Quand on perd son avril, en octobre on s’en plaint.
Ronsard : Sonnets pour Hélène, 1578
notes
1 Hélène de Troie, la plus belle femme du monde était l’épouse du roi de Sparte Ménélas.
Vénus lui inspira une violente passion pour le beau Paris, fils de Priam roi de Troie en Asie
mineure.
Paris enleva Hélène et l’épousa.
L’infidélité d’Hélène fut à l’origine de la guerre de
Troie qui opposa la Grèce à l’Asie mineure.
2 Hélène et Clytemnestre étaient filles de Léda.
Celle-ci fut séduite par Jupiter qui s’était
transformé en cygne.
De cette union naquirent aussi les jumeaux Castor et Pollux.
3.
Contrairement aux dames, les serpents muent tous les ans : ils changent de peau.
II Faites le commentaire composé de ce texte
CORRIGE REDIGE DU COMMENTAIRE
Le sonnet « Celle de qui l’amour vainquit la fantaisie...
» fait partie du dernier recueil des Amours de Ronsard, dédié à Hélène
et publié en 1578.
Le poète de la Pléiade y développe une image peu conventionnelle du personnage d’Hélène de Troie : il présente la
plus belle femme du monde comme une vieille femme laide.
Pourquoi Ronsard détourne-t-il ainsi la légende? Après l’étude des
références à la mythologie, nous verrons que ce sonnet constitue une petite anecdote évoquant de façon originale le motif du temps qui
passe.
***
Le prénom de la dédicataire du recueil, Hélène, donne à Ronsard l’occasion de développer un parallèle avec son
homologue mythologique.
Toutefois, dans ce sonnet, c’est Hélène de Troie qui tient la place essentielle.
Les douze premiers vers du poème lui sont
consacrés alors que la jeune femme à qui s’adresse Ronsard n’est mentionnée qu’au vers 13 sous la forme du pronom « vous ».
Il est
vrai qu’elle n’était qu’un prétexte pour le poète qui imitait Pétrarque dédiant ses écrits à Laure.
Personnage principal du sonnet XLV, l’héroïne de la guerre de Troie n’est pas nommée immédiatement.
Ronsard fait appel à la
culture du lecteur en rappelant par des périphrases les principaux traits de sa légende.
Plusieurs périphrases la désignent dans le premier
quatrain.
La première « Celle de qui l’amour vainquit la fantaisie » et la seconde « que Jupiter conçut ...» évoquent son origine divine.
Les
deux vers suivants :
« Cette soeur des jumeaux qui fit par sa beauté
Opposer toute Europe aux forces de l’Asie »

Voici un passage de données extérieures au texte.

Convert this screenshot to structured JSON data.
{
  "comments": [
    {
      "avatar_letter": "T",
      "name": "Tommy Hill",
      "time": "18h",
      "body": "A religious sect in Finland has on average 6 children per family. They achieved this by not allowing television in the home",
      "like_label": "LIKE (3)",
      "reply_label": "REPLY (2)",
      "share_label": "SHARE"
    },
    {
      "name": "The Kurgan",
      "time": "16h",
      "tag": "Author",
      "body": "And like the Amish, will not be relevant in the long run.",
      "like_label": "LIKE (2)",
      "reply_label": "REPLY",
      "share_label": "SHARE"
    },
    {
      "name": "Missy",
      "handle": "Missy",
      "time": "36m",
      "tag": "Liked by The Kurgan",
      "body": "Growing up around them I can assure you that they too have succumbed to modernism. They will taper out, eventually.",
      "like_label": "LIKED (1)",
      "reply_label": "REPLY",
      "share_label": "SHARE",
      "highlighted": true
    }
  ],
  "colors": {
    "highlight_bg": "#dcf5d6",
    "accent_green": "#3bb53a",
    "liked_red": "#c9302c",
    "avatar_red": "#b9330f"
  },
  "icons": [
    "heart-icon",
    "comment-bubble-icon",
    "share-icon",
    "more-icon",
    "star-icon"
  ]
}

rappellent d’autres titres de gloire : la perfection d’Hélène soulignée par la place à la rime du mot « beauté » donna lieu à un conflit entre
les Grecs et les Troyens.
Ronsard par les hyperboles du vers 4 confère à cette guerre un cadre universel.
Mais le lecteur cultivé connaît
tous ces faits : pourquoi les lui rappeler?

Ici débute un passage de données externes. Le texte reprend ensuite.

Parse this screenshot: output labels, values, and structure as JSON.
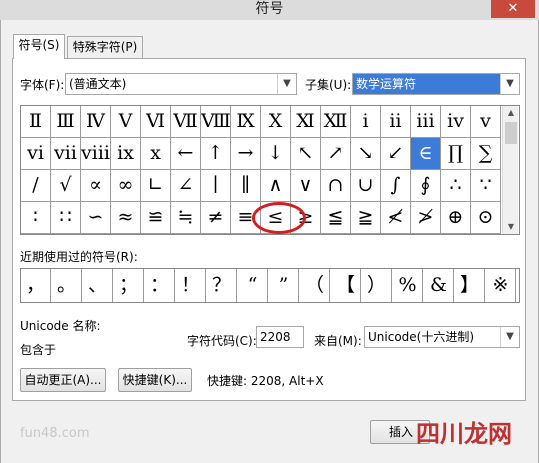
{
  "window": {
    "title": "符号",
    "close_glyph": "✕"
  },
  "tabs": [
    {
      "label": "符号(S)"
    },
    {
      "label": "特殊字符(P)"
    }
  ],
  "font": {
    "label": "字体(F):",
    "value": "(普通文本)"
  },
  "subset": {
    "label": "子集(U):",
    "value": "数学运算符"
  },
  "symbols": [
    [
      "Ⅱ",
      "Ⅲ",
      "Ⅳ",
      "Ⅴ",
      "Ⅵ",
      "Ⅶ",
      "Ⅷ",
      "Ⅸ",
      "Ⅹ",
      "Ⅺ",
      "Ⅻ",
      "ⅰ",
      "ⅱ",
      "ⅲ",
      "ⅳ",
      "ⅴ"
    ],
    [
      "ⅵ",
      "ⅶ",
      "ⅷ",
      "ⅸ",
      "ⅹ",
      "←",
      "↑",
      "→",
      "↓",
      "↖",
      "↗",
      "↘",
      "↙",
      "∈",
      "∏",
      "∑"
    ],
    [
      "∕",
      "√",
      "∝",
      "∞",
      "∟",
      "∠",
      "∣",
      "∥",
      "∧",
      "∨",
      "∩",
      "∪",
      "∫",
      "∮",
      "∴",
      "∵"
    ],
    [
      "∶",
      "∷",
      "∽",
      "≈",
      "≌",
      "≒",
      "≠",
      "≡",
      "≤",
      "≥",
      "≦",
      "≧",
      "≮",
      "≯",
      "⊕",
      "⊙"
    ]
  ],
  "selected_symbol": "∈",
  "recent": {
    "label": "近期使用过的符号(R):",
    "items": [
      "，",
      "。",
      "、",
      "；",
      "：",
      "！",
      "？",
      "“",
      "”",
      "（",
      "【",
      "）",
      "%",
      "&",
      "】",
      "※"
    ]
  },
  "unicode_name_label": "Unicode 名称:",
  "contained_label": "包含于",
  "char_code": {
    "label": "字符代码(C):",
    "value": "2208"
  },
  "from": {
    "label": "来自(M):",
    "value": "Unicode(十六进制)"
  },
  "buttons": {
    "autocorrect": "自动更正(A)...",
    "shortcut": "快捷键(K)...",
    "insert": "插入"
  },
  "shortcut_text": "快捷键: 2208, Alt+X",
  "watermark": "fun48.com",
  "logo": "四川龙网"
}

En fait le poète fait référence à la mythologie pour construire un « exemple » ainsi qu’il l’écrit au vers 13; selon les principes de la
rhétorique antique.
Hélène sert de point de départ à une réflexion fondée sur un contraste entre la gloire divine de la jeune héroïne et sa
laideur de vieille femme exposée dans le second quatrain.
Le poète ne mentionne son nom qu’au vers douze pour permettre à sa
destinataire, Hélène de Surgères, d’établir elle-même un parallèle avec l’Hélène antique.
Par les références mythologiques, Ronsard rend plus frappant le contraste entre la gloire passée d’une femme d’origine divine et
sa vieillesse humaine.
***
Le poète ajoute une suite à la légende.
Il fait d’Hélène l’héroïne d’un drame plus secret et susceptible de convaincre le
lecteur : la vieillesse.
Le sonnet constitue ainsi une petite anecdote où alternent le récit et le discours.
Le récit occupe les six premiers vers.
Il est marqué par l’alternance du passé simple et de l’imparfait : « vainquit » (vers 1)
« conçut » (vers 2), « fit », (vers 3) et « vit » (vers 6) sont au temps caractéristique du récit.
L’enchaînement des faits est marqué par les
trois subordonnées relatives qui se suivent dans le premier quatrain.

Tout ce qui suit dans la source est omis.